If anyone had told me awhile back that I would be working for three days a week at a school teaching Palestinian children, and two days a week at a music school teaching Jewish/Israeli children, I would have told them that it was an unrealistic hope.
And, if anyone had ever told me that these years would be the happiest and most productive of my career I would not have believed them either. However, this is exactly what God arranged. For eight years I have worked happily and successfully in two different and very diverse schools in Israel, and I am as content as could be.
Nonetheless, God has a way of increasing our discomfort when He is getting ready to ask us (require us?) to make a change. I don’t know if you have felt it, but before a transition, I begin to become restless and somewhat bored. I am not as interested as I had been and begin to find fault with what I am doing.
Last year I began to find myself less enthusiastic than I had been at the school for Palestinian kids. I wondered at the reasons. Yes, we have been through terror attacks and operations by the IDF. I have mourned with those on both sides who have lost people and rejoiced at celebrations for weddings and graduations. What was wrong?
I could, perhaps, point to the fact that I am getting older, or that I am simply tired of “the situation” as we euphemistically call the ongoing struggle with the Palestinians in Israel. I could also point to the fact that the special needs kids with whom I work are increasingly difficult, and the older I get the harder it gets.
So, when I “decided” to leave last year I was surprised when I heard the voice of God, as clearly as I ever had, say, “Who told you to leave your post?”
The only reasonable response to that is silence and to continue to work, so that is what I did. I found myself increasingly frustrated and the times of satisfaction were not as frequent or long-lived they had been. Still, I plugged on.
There were practical reasons as well as spiritual ones indicating that I should stay, and since I was in both places, I organized a book club for ninth grade students. It was very successful and I figured that this might be one of the reasons I was to stay in two places. I also have long and lovely relationships with teachers, students, and parents, and have been gratified to have been able to make even a small difference.
I pushed away my discomfort and continued.
Imagine my surprise, when the principal of the Music School offered me extra hours! It would mean, I was told, that I wouldn’t be able to go to the Arab school. I had to make a choice.
It didn’t take long to realize that this was, indeed, God’s answer to my dilemma and after a week of praying and discussing the offer with my husband and close friends, I took it.
So, big deal, right? So, what?
We have recently celebrated Purim, and from that I see another time when God seemed to be absent but was, instead, moving circumstances around like pieces on a chessboard to accomplish His purposes.

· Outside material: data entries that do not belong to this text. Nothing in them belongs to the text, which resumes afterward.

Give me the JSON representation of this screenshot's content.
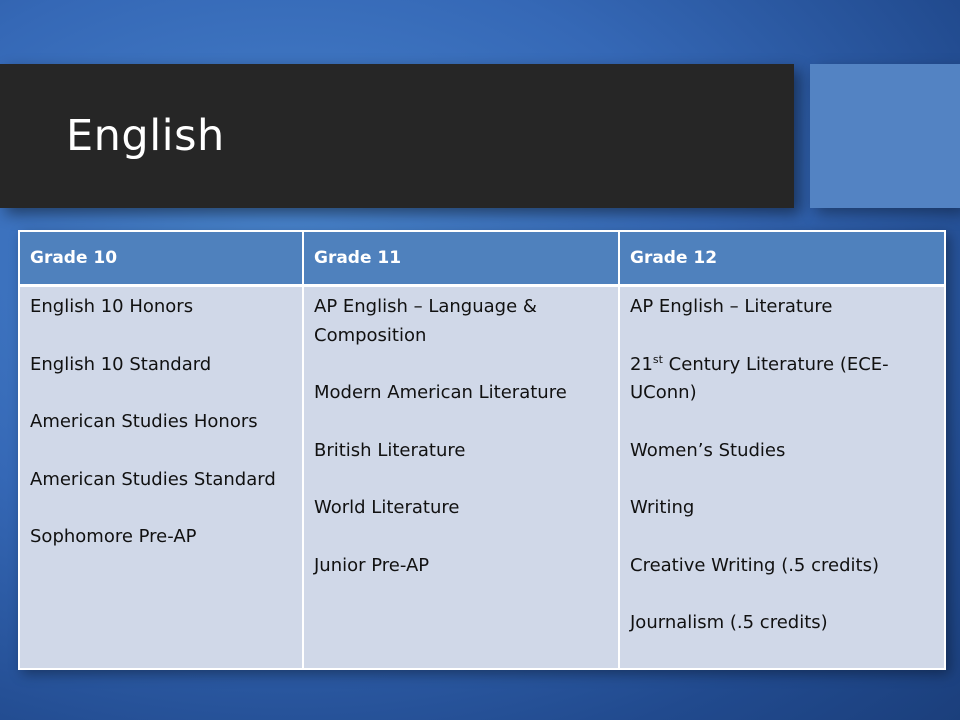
{
  "slide": {
    "title": "English"
  },
  "table": {
    "headers": [
      "Grade 10",
      "Grade 11",
      "Grade 12"
    ],
    "grade10": [
      "English 10 Honors",
      "English 10 Standard",
      "American Studies Honors",
      "American Studies Standard",
      "Sophomore Pre-AP"
    ],
    "grade11": [
      "AP English – Language & Composition",
      "Modern American Literature",
      "British Literature",
      "World Literature",
      "Junior Pre-AP"
    ],
    "grade12": {
      "c0": "AP English – Literature",
      "c1_num": "21",
      "c1_sup": "st",
      "c1_rest": " Century Literature (ECE-UConn)",
      "c2": "Women’s Studies",
      "c3": "Writing",
      "c4": "Creative Writing (.5 credits)",
      "c5": "Journalism (.5 credits)"
    }
  }
}
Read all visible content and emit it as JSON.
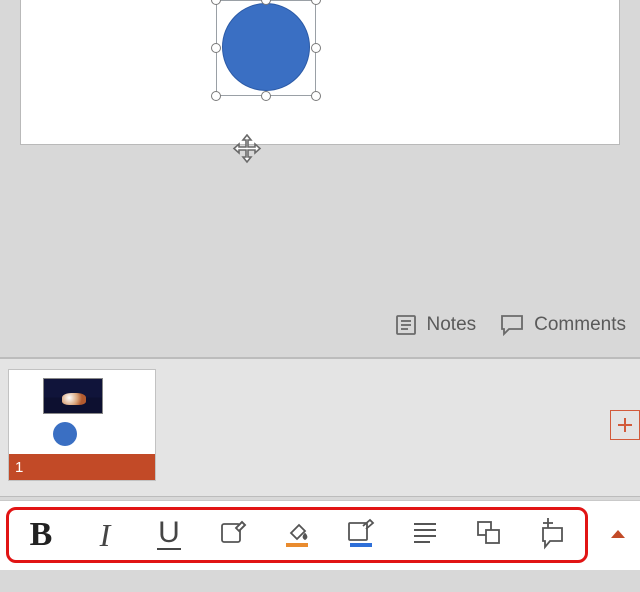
{
  "meta": {
    "notes_label": "Notes",
    "comments_label": "Comments"
  },
  "thumb": {
    "index": "1"
  },
  "shape": {
    "fill": "#3a6fc3"
  },
  "toolbar": {
    "bold": "B",
    "italic": "I",
    "underline": "U",
    "icons": {
      "bold": "bold-icon",
      "italic": "italic-icon",
      "underline": "underline-icon",
      "format_painter": "format-painter-icon",
      "fill_color": "fill-color-icon",
      "outline_color": "outline-color-icon",
      "paragraph": "paragraph-icon",
      "arrange": "arrange-icon",
      "new_text_box": "new-text-box-icon",
      "expand": "expand-caret-icon"
    },
    "colors": {
      "fill_swatch": "#e98b2e",
      "outline_swatch": "#2e6fd8"
    }
  }
}
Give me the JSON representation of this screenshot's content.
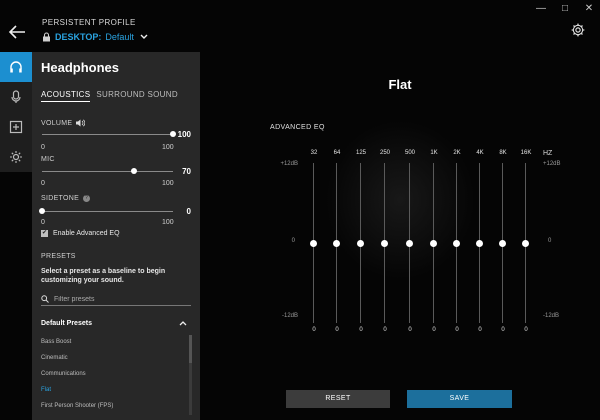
{
  "window": {
    "minimize": "—",
    "maximize": "□",
    "close": "✕"
  },
  "header": {
    "caption": "PERSISTENT PROFILE",
    "device": "DESKTOP:",
    "profile": "Default"
  },
  "panel": {
    "title": "Headphones",
    "tabs": [
      {
        "label": "ACOUSTICS",
        "active": true
      },
      {
        "label": "SURROUND SOUND",
        "active": false
      }
    ],
    "volume": {
      "label": "VOLUME",
      "value": "100",
      "min": "0",
      "max": "100",
      "level": 1.0
    },
    "mic": {
      "label": "MIC",
      "value": "70",
      "min": "0",
      "max": "100",
      "level": 0.7
    },
    "sidetone": {
      "label": "SIDETONE",
      "value": "0",
      "min": "0",
      "max": "100",
      "level": 0.0
    },
    "advanced_eq_check": {
      "label": "Enable Advanced EQ",
      "checked": true
    },
    "presets": {
      "heading": "PRESETS",
      "description": "Select a preset as a baseline to begin customizing your sound.",
      "filter_placeholder": "Filter presets",
      "group_label": "Default Presets",
      "items": [
        {
          "label": "Bass Boost",
          "selected": false
        },
        {
          "label": "Cinematic",
          "selected": false
        },
        {
          "label": "Communications",
          "selected": false
        },
        {
          "label": "Flat",
          "selected": true
        },
        {
          "label": "First Person Shooter (FPS)",
          "selected": false
        }
      ]
    }
  },
  "eq": {
    "title": "Flat",
    "section_label": "ADVANCED EQ",
    "unit": "HZ",
    "db_top": "+12dB",
    "db_mid": "0",
    "db_bottom": "-12dB",
    "bands": [
      {
        "freq": "32",
        "value": "0"
      },
      {
        "freq": "64",
        "value": "0"
      },
      {
        "freq": "125",
        "value": "0"
      },
      {
        "freq": "250",
        "value": "0"
      },
      {
        "freq": "500",
        "value": "0"
      },
      {
        "freq": "1K",
        "value": "0"
      },
      {
        "freq": "2K",
        "value": "0"
      },
      {
        "freq": "4K",
        "value": "0"
      },
      {
        "freq": "8K",
        "value": "0"
      },
      {
        "freq": "16K",
        "value": "0"
      }
    ]
  },
  "actions": {
    "reset": "RESET",
    "save": "SAVE"
  },
  "colors": {
    "accent": "#1c8fd0",
    "link": "#2aa3e0",
    "save": "#1c6f9c",
    "panel": "#282828"
  }
}
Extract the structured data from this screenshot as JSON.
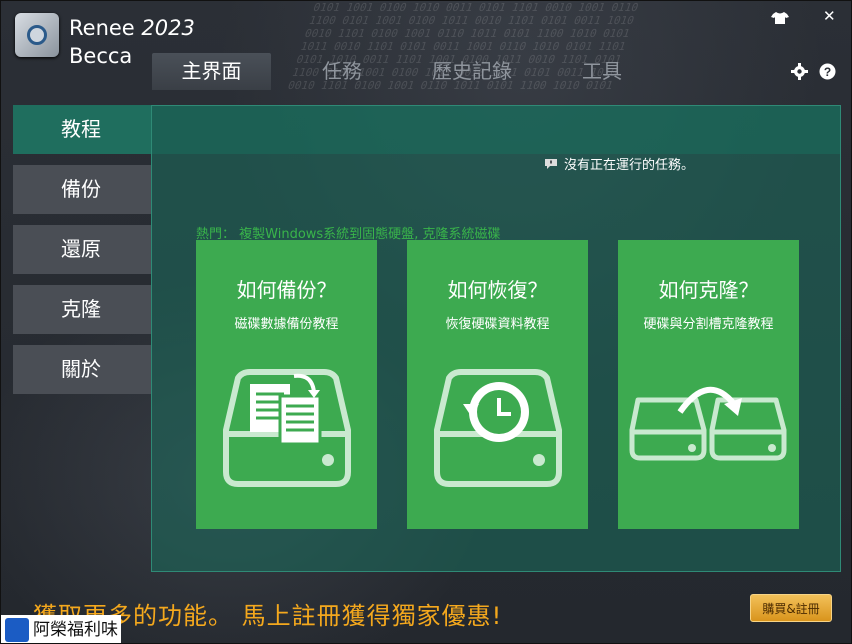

I see another time, when one simply needed to be “willing to be made willing” to do what needed to be done; another time when timing was important, insofar as Esther did not simply rush into the king’s presence. She fasted, prayed, and then invited him to two banquets!
I see another time in which one is brought to the kingdom for a specific job at a specific time, but it may not be forever; another time in which one lives among people who are not their own, and still has influence.
And I see another time in which God simply orders our steps and asks us to follow and obey.
May God continue to order our steps, and to bring us into His purposes. And may we be sensitive to His timing, and follow His lead.